Die Anträge auf die Zweck­zuschüsse sind im Zeitraum 1. Juli 2020 bis 31. Dezember 2021 bei der Buchhaltungs­agentur des Bundes einzureichen. Die Auszahlung soll unmittelbar nach positiver Prüfung des Antrages erfolgen, die widmungs­gemäße Verwendung ist nach Durch­führung des Investitions­projektes spätestens bis 31. Jänner 2024 nachzuweisen. Durch die Gesetzes­vorlage wird nur bedingt eine rasche Durchführung der förderwürdigen Vorhaben gewährleistet. Die Investitions­projekte müssen bis 31. Dezember 2021 begonnen und bis spätestens 31. Jänner 2024 abgerechnet werden, sodass für die Gemeinden die Möglichkeit besteht, mit neuen Projekten noch abzuwarten. Allerdings können auch bereits laufende Investitions­projekte gefördert werden, deren Finanzierung aufgrund der Minder­einnahmen als Folge der COVID‑19-Krise nicht mehr möglich ist. Die Bedeckung der Zweck­zuschüsse soll aus dem COVID‑19-Krisen­bewältigungs­fonds erfolgen.
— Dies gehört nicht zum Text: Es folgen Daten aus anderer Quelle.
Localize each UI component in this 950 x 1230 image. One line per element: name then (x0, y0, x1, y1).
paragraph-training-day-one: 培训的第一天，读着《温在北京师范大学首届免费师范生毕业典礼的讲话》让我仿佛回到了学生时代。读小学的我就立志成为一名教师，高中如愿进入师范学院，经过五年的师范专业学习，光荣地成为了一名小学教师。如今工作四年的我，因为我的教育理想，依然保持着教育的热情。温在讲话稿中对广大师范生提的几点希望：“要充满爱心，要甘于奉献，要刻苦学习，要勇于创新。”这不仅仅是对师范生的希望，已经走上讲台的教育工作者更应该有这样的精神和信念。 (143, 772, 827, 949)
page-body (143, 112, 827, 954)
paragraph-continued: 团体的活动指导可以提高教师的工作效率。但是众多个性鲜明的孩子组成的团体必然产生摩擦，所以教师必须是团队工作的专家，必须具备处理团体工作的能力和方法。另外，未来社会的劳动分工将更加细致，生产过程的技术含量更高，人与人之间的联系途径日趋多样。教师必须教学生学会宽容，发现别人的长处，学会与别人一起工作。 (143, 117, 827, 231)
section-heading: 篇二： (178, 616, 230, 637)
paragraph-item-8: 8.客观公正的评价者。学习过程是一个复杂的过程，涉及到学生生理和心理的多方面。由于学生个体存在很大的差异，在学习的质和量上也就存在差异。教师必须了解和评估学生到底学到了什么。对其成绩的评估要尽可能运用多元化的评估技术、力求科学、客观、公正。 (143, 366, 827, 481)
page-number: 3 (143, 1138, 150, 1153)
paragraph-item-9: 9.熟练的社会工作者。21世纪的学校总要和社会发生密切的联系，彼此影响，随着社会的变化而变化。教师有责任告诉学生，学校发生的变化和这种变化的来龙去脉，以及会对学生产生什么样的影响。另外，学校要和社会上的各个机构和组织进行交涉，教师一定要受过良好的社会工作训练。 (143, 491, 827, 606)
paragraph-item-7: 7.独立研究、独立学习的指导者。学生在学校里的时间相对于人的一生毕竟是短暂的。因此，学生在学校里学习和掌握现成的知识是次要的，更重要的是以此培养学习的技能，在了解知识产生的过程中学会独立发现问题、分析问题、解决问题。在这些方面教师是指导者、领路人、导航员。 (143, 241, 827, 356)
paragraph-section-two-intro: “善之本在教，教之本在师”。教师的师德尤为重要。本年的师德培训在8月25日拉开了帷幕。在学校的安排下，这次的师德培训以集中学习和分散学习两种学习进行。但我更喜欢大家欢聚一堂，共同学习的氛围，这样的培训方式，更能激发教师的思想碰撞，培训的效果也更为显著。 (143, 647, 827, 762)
Die Aufteilung der Mittel auf die Gemeinden richtet sich je zur Hälfte nach der Volks­zahl und nach dem abgestuften Bevölkerungs­schlüssel. Mit 239,5 Mio. EUR entfällt der größte Anteil am Förder­volumen auf die Stadt Wien, auch der pro Kopf Anteil ist mit 126,5 EUR für Wien am höchsten. Die Aufteilung auf die übrigen Bundes­länder korrespondiert weitgehend mit der Einwohner:innen­zahl.

Mit dem COVID‑19-Zweck­zuschuss­gesetz soll aus Mitteln des COVID‑19-Krisen­bewältigungs­fonds ein Zweck­zuschuss des Bundes an die Länder beschlossen werden. Die Höhe richtet sich nach den zusätzlich entstandenen Aufwendungen der Länder aufgrund der COVID‑19-Krise für Schutz­ausrüstung im Zeitraum März bis Mai 2020, Personal­kosten für die telefonische Gesundheits­beratung unter der Ruf­nummer 1450 im Zeitraum März bis April 2020 und Baracken­spitäler im Zeitraum März bis Mai 2020. Zur Höhe der Auszahlungen enthält der Initiativ­antrag keine Angaben.

Der Änderungs­antrag zum Epidemie­gesetz sieht eine Verlängerung der Frist zur Geltendmachung von Ansprüchen auf Vergütung des Verdienst­entgangs (Entschädigung gemäß § 32 Epidemie­gesetz), der aufgrund von behördlichen Maßnahmen infolge von SARS‑COV‑2 besteht, von sechs Wochen auf drei Monate vor.